Kernels and SMs
We continue our survey of GPU-related terminology by looking at the relationship between kernels, thread blocks, and streaming multiprocessors (SMs).
Kernels (in software)
A function that is meant to be executed in parallel on an attached GPU is called a kernel. In CUDA, a kernel is usually identified by the presence
of the __global__
specifier in front of an otherwise normal-looking C++ function declaration. The designation __global__
means the kernel may be called from either the host or the device, but it will execute on the device.
Instead of being executed only once, a kernel is executed N times in parallel by N different threads on the GPU. Each thread is assigned a unique ID (in effect, an index) that it can use to compute memory addresses and make control decisions.
Accordingly, kernel calls must supply special arguments specifying how many threads to use on the GPU. They do this using CUDA's "execution configuration"
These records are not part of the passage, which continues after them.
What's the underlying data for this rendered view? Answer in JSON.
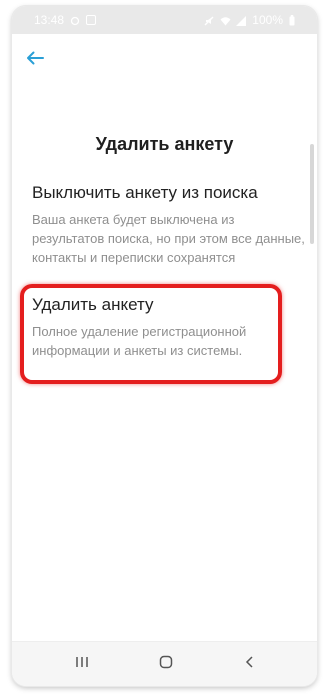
{
  "statusbar": {
    "time": "13:48",
    "battery": "100%"
  },
  "header": {
    "title": "Удалить анкету"
  },
  "options": [
    {
      "title": "Выключить анкету из поиска",
      "description": "Ваша анкета будет выключена из результатов поиска, но при этом все данные, контакты и переписки сохранятся"
    },
    {
      "title": "Удалить анкету",
      "description": "Полное удаление регистрационной информации и анкеты из системы."
    }
  ],
  "colors": {
    "accent": "#2a9fd6",
    "highlight": "#e41e1e",
    "text": "#222222",
    "subtext": "#8f8f8f"
  },
  "icons": {
    "back": "arrow-left-icon",
    "recents": "recents-icon",
    "home": "home-icon",
    "nav_back": "chevron-left-icon"
  }
}
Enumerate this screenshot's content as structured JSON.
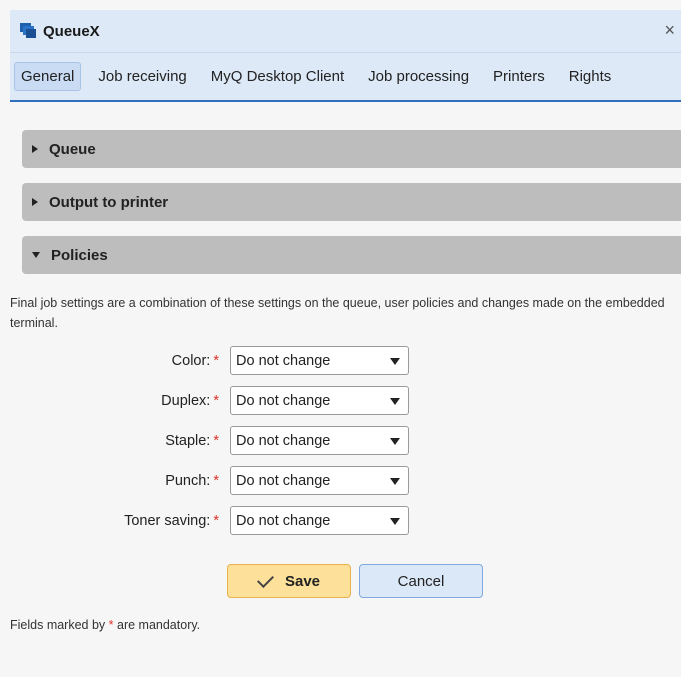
{
  "window": {
    "title": "QueueX",
    "close_label": "×",
    "icon": "queue-app-icon"
  },
  "tabs": [
    {
      "label": "General",
      "active": true
    },
    {
      "label": "Job receiving",
      "active": false
    },
    {
      "label": "MyQ Desktop Client",
      "active": false
    },
    {
      "label": "Job processing",
      "active": false
    },
    {
      "label": "Printers",
      "active": false
    },
    {
      "label": "Rights",
      "active": false
    }
  ],
  "sections": [
    {
      "label": "Queue",
      "expanded": false
    },
    {
      "label": "Output to printer",
      "expanded": false
    },
    {
      "label": "Policies",
      "expanded": true
    }
  ],
  "policies": {
    "description": "Final job settings are a combination of these settings on the queue, user policies and changes made on the embedded terminal.",
    "required_mark": "*",
    "fields": [
      {
        "label": "Color:",
        "value": "Do not change"
      },
      {
        "label": "Duplex:",
        "value": "Do not change"
      },
      {
        "label": "Staple:",
        "value": "Do not change"
      },
      {
        "label": "Punch:",
        "value": "Do not change"
      },
      {
        "label": "Toner saving:",
        "value": "Do not change"
      }
    ]
  },
  "actions": {
    "save_label": "Save",
    "cancel_label": "Cancel"
  },
  "footnote": {
    "prefix": "Fields marked by ",
    "mark": "*",
    "suffix": " are mandatory."
  },
  "colors": {
    "title_bar": "#dde9f7",
    "accent": "#2f6fbe",
    "section_header": "#bdbdbd",
    "save_button": "#fde19a",
    "cancel_button": "#dbe8f8",
    "required": "#e0322a"
  }
}
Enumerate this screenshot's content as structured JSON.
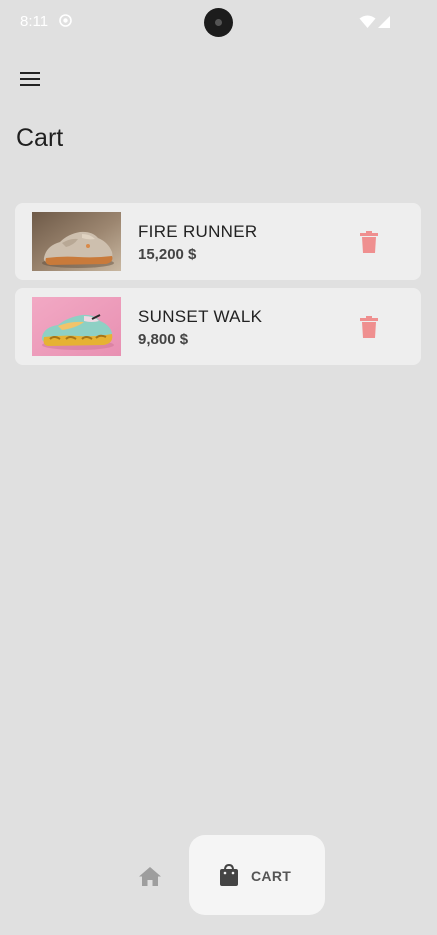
{
  "status_bar": {
    "time": "8:11"
  },
  "header": {
    "title": "Cart",
    "menu_icon": "hamburger-menu-icon"
  },
  "cart": {
    "items": [
      {
        "name": "FIRE RUNNER",
        "price": "15,200 $",
        "thumbnail": "beige-orange sneaker photo"
      },
      {
        "name": "SUNSET WALK",
        "price": "9,800 $",
        "thumbnail": "pastel chunky sneaker on pink photo"
      }
    ],
    "delete_icon": "trash-icon",
    "delete_color": "#ef8f8f"
  },
  "bottom_nav": {
    "home_icon": "home-icon",
    "cart_icon": "shopping-bag-icon",
    "cart_label": "CART",
    "active": "CART"
  },
  "colors": {
    "background": "#e0e0e0",
    "card": "#eeeeee",
    "active_nav": "#f5f5f5"
  }
}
syntax, which looks like this: fun<<<1, N>>>(x, y, z)
. Note that the first entry in the configuration (1, in this case) gives
the number of blocks of N threads that will be launched.
Streaming multiprocessors (in hardware)
On the GPU, a kernel call is executed by one or more streaming multiprocessors, or SMs. The SMs are the hardware homes of the CUDA cores that execute the threads. The CUDA cores in each SM are always arranged in sets of 32 so that the SM can use them to execute full warps of threads. The exact number of SMs available in a device depends on its NVIDIA processor family (Volta, Turing, etc.), as well as the specific model number of the processor. Thus, the Volta chip in the Tesla V100 has 80 SMs in total, while the more recent Turing chip in the Quadro RTX 5000 has just 48.
However, the number of SMs that the GPU will actually use to execute a kernel call is limited to the number of thread blocks specified in the call.
Taking the call fun<<<M, N>>>(x, y, z)
as an example, there are at most M blocks that can be assigned to different SMs. A
thread block may not be split between different SMs. (If there are more blocks than available SMs, then more than one block may be assigned to the same
SM.) By distributing blocks in this manner, the GPU can run independent blocks of threads in parallel on different SMs.
Each SM then divides the N threads in its current block into warps of 32 threads for parallel execution internally. On every cycle, each SM's schedulers are responsible for assigning full warps of threads to run on available sets of 32 CUDA cores. (The Volta architecture has 4 such schedulers per SM.) Any leftover, partial warps in a thread block will still be assigned to run on a set of 32 CUDA cores.
The SM includes several levels of memory that can be accessed only by the CUDA cores of that SM: registers, L1 cache, constant caches, and shared memory. The exact properties of the per-SM and global memory available in Volta GPUs will be outlined shortly.